In regards to what mdsindzeleta said - going about this programatically probably isn't the best solution. I would use the features built into Windows XP to download and install updates. I'm assuming that Vista has similar features.

I believe Windows updates are downloaded using the BITS service. You could use Bitsadmin.exe found in the Windows Support Tools.
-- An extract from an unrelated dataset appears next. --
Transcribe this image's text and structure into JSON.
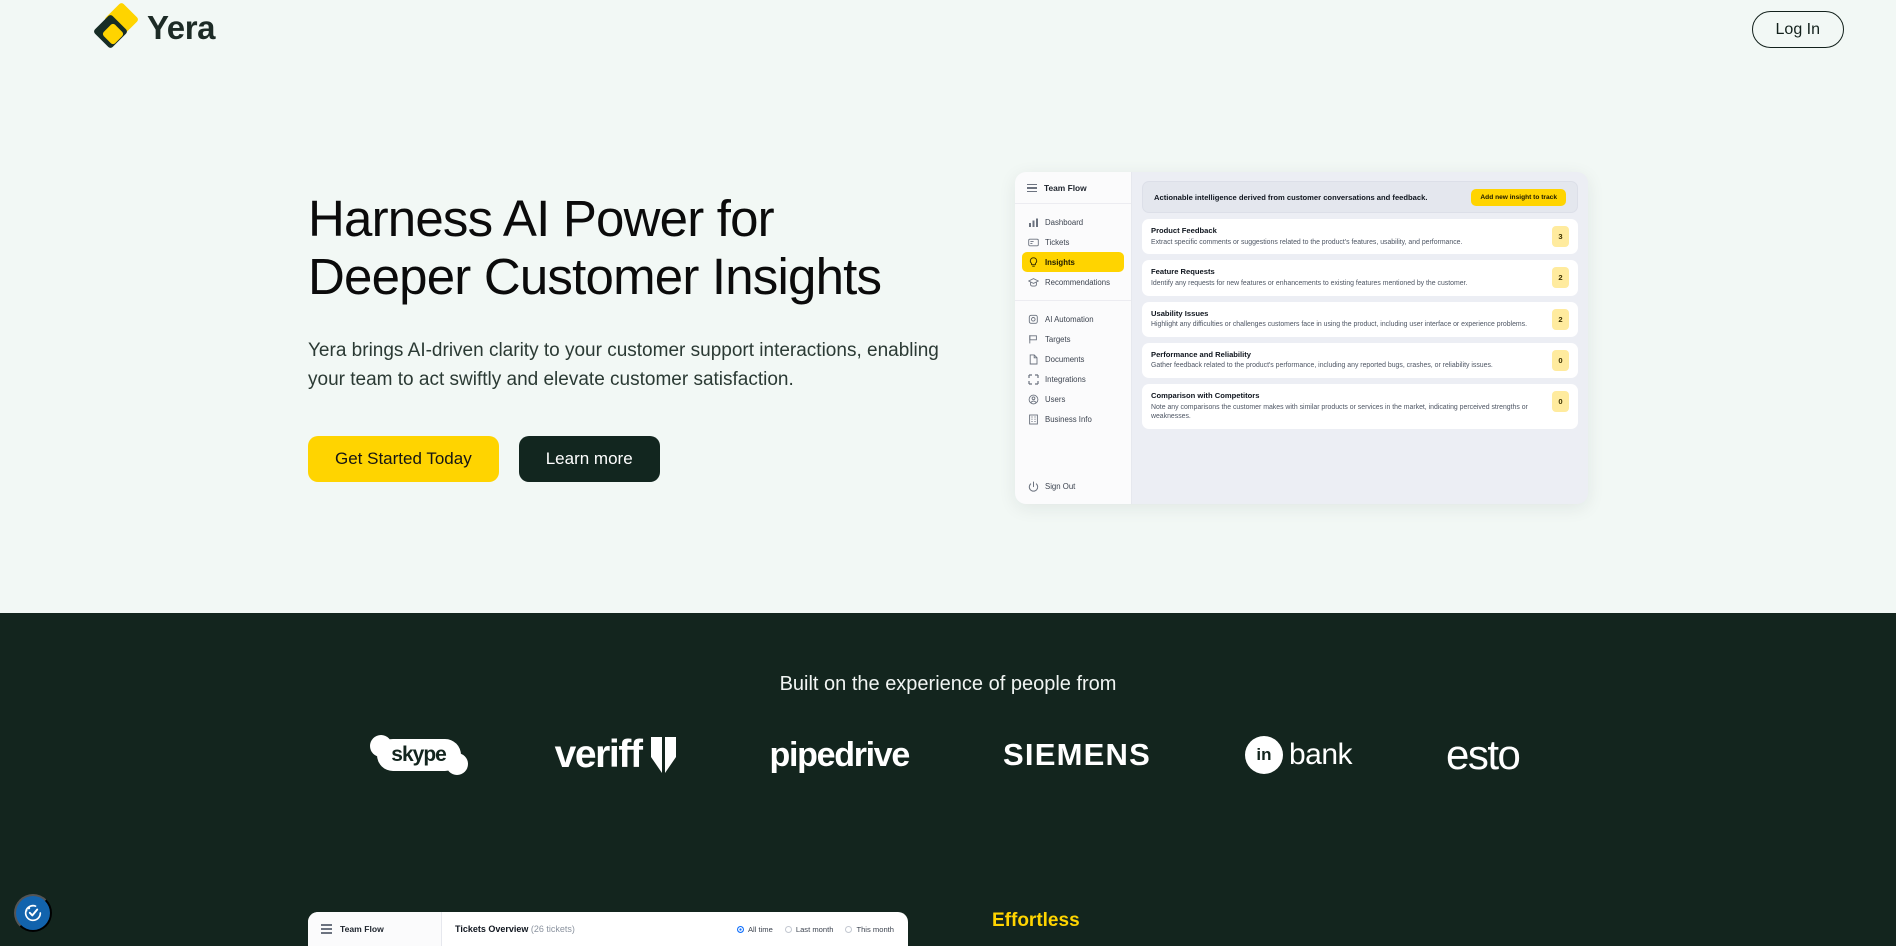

From the command line you can run bitsadmin.exe /list and you can see the status of BITS jobs. (i.e. download progress, job name, job status)

You could use WUApiLib:

UpdateSessionClass session = new UpdateSessionClass();

IUpdateSearcher search = session.CreateUpdateSearcher();

ISearchResult result = search.Search("IsInstalled=0 and IsPresent=0 and Type='Software'");

int numberOfUpdates = result.Updates.Count - 1;

Log.Debug("Found " + numberOfUpdates.ToString() + " updates");

UpdateCollection updateCollection = new UpdateCollection();

for (int i = 0; i < numberOfUpdates; i++)
{
    IUpdate update = result.Updates[i];

    if (update.EulaAccepted == false)
    {
        update.AcceptEula();
    }

    updateCollection.Add(update);
}

if (numberOfUpdates > 0)
{
    UpdateCollection downloadCollection = new UpdateCollection();

    for (int i = 0; i < updateCollection.Count; i++)
    {
        downloadCollection.Add(updateCollection[i]);
    }

    UpdateDownloader downloader = session.CreateUpdateDownloader();

    downloader.Updates =  downloadCollection;

    IDownloadResult dlResult = downloader.Download();

    if (dlResult.ResultCode == OperationResultCode.orcSucceeded)
    {
        for (int i = 0; i < downloadCollection.Count; i++)
        {
            Log.Debug(string.Format("Downloaded {0} with a result of {1}", downloadCollection[i].Title, dlResult.GetUpdateResult(i).ResultCode));
        }

        UpdateCollection installCollection = new UpdateCollection();

        for (int i = 0; i < updateCollection.Count; i++)
        {
            if (downloadCollection[i].IsDownloaded)
            {
                installCollection.Add(downloadCollection[i]);
            }
        }

        UpdateInstaller installer = session.CreateUpdateInstaller() as UpdateInstaller;

        installer.Updates = installCollection;

        IInstallationResult iresult = installer.Install();

        if (iresult.ResultCode == OperationResultCode.orcSucceeded)
        {
            updated = installCollection.Count.ToString() + " updates installed";

            for (int i = 0; i < installCollection.Count; i++)
            {
                Log.Debug(string.Format("Installed {0} with a result of {1}", installCollection[i].Title, iresult.GetUpdateResult(i).ResultCode));
            }

            if (iresult.RebootRequired == true)
            {
                ManagementClass mcWin32 = new ManagementClass("Win32_OperatingSystem");

                foreach (ManagementObject shutdown in mcWin32.GetInstances())
                {
                    shutdown.Scope.Options.EnablePrivileges = true;
                    shutdown.InvokeMethod("Reboot", null);
                }
            }
        }

Windows SUS works very well for several machines on a network.

In the end, Windows SUS wasn't an option, so I'm using the following in a batch file conjunction with ActiveState ActivePerl (recommended):

perl -nle "print $_ if m/updates detected/i" < c:\Windows\WindowsUpdate.log

This might be crude or dirty, and might break in future, but it currently does what I need.

Thanks for all the ideas.

The "easiest" way to tell is to setup Windows Updates to occur nightly and download the updates if available which then puts the update shield icon in the system tray. Just glance at the tray to see if the icon is present.

You could also setup Windows to check nightly for the updates, then download and install them at a specified time.